キャスティングについてはキャスティング担当者がレギュラーを決めていたらしく、二瓶氏も円谷プロからオファーを受けたらしい。

『マイティジャック』は、円谷プロ作品としては珍しく当時大スターだった日活の二谷英明、東映の南廣といった役者が出演していることも特色だったが、二瓶氏は次のように語っている。

二瓶:「僕は三船さん(三船敏郎)や宝田さん(宝田明)ともやってるし、なにしろカメラの前に立ったら大スターだろうが10日目の役者だろうが五分なんですよ。

だから大変なんですよ(笑)」これはなかなか深いお言葉で、どんな共演者でも気後れすることはない! というのと同時に、キャリアや能力の差なんていう言い訳は新人だろうと許されない、という撮影の厳しさの両方を含んでいる。

これぞ実写作品の面白さ、真髄でもあるといえるだろう。

さらに満田監督は撮影時のエピソードを語ってくれた。

満田:「『ウルトラマン』で一緒で親しかったので、僕はついつい二瓶ちゃんにばかり演技指導をしてたらしいんですよね。

それで二谷さんから監督すいませんが私にも演技をつけてくださいと言われて、かえって恐れ入っちゃったことがあって」二瓶:「歩いていて、僕が缶を蹴っ飛ばすシーンがあるんですよ。

そこ20回ぐらいNG(笑)。

さりげなく足に当てるんだって、歩数を合わせてね。

もう、(監督を)恨んだ恨んだ。

二、三日は口をきかなかったですね(笑)。

僕が下手だからいけない。

カッコいいシーンは得意なんだけどな」満田:「だからね、できると思っちゃうんだよ(笑)。
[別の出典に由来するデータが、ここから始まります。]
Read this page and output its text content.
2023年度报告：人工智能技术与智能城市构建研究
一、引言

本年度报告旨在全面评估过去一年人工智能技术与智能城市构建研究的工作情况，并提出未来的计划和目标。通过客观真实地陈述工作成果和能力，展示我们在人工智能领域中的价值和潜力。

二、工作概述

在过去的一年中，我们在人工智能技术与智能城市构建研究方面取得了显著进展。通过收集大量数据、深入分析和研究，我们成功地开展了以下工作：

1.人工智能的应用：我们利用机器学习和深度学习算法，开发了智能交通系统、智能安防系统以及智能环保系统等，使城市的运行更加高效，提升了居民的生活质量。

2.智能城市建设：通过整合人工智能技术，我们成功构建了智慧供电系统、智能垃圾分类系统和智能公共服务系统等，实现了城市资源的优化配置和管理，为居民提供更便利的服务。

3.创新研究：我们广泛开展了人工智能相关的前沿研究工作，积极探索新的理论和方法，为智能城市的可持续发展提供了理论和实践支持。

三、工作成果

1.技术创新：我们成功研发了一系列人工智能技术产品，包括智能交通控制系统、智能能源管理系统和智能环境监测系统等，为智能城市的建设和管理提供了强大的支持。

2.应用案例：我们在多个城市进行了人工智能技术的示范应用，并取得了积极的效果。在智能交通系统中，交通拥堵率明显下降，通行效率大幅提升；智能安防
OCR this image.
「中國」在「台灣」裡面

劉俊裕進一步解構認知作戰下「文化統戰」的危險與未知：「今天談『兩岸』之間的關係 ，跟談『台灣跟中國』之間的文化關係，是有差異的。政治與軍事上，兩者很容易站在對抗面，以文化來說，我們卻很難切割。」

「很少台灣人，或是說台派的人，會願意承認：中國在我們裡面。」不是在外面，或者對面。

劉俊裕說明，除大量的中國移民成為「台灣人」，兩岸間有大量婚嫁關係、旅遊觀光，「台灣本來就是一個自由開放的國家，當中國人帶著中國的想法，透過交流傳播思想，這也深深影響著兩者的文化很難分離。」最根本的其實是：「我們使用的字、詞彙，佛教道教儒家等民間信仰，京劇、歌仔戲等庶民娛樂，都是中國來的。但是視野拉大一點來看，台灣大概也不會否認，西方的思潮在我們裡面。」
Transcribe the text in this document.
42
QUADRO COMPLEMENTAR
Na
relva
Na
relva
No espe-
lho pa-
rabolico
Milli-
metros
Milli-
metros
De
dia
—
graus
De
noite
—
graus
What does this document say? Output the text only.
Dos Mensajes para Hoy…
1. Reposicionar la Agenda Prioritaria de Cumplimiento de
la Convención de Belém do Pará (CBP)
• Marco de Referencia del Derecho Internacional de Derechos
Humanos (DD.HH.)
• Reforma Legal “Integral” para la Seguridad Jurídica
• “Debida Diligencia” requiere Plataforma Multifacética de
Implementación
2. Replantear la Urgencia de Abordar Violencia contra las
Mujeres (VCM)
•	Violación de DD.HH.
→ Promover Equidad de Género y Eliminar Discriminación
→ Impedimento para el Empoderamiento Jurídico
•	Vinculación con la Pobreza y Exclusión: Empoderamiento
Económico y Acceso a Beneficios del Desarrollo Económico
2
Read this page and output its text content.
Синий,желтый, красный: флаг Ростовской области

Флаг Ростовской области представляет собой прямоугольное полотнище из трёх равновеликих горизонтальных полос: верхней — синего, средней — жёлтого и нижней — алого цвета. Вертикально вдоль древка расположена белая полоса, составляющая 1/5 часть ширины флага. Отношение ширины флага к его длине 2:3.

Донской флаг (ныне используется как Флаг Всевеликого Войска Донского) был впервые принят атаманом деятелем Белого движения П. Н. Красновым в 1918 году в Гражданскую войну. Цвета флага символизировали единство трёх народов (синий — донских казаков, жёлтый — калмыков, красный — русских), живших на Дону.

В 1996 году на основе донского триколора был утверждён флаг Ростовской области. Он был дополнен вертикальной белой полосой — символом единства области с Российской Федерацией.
下手なんじゃなくてタイミングが合わなかったんだよね、カメラとのタイミングもあって」そして『マイティジャック』といえば、国際色というのも特徴のひとつ。

世界を舞台に活躍する秘密組織『マイティジャック』と地球制圧を狙う悪の一味”Q”の戦いを描く上で、苦労したのはロケだったそうだ。

満田:「パリ、モスクワ、ベトナム。

全部東京で撮ったの(笑)。

海外ロケなんかできなかったからね。

パリは四谷三丁目のバーや丸の内、モスクワも丸の内、ベトナムは東京美術センターに穴掘って塹壕を作って撮りましたね(笑)。

当時は海外に実景すら撮りに行けなかったからね」当時1ドル360円で、海外に持ち出せるドルが500ドルまでだったため、海外に行く費用は現在と比較にならないほど高かった。

そんな事情もありながら、特撮番組は熱い情熱で制作されていたのだ。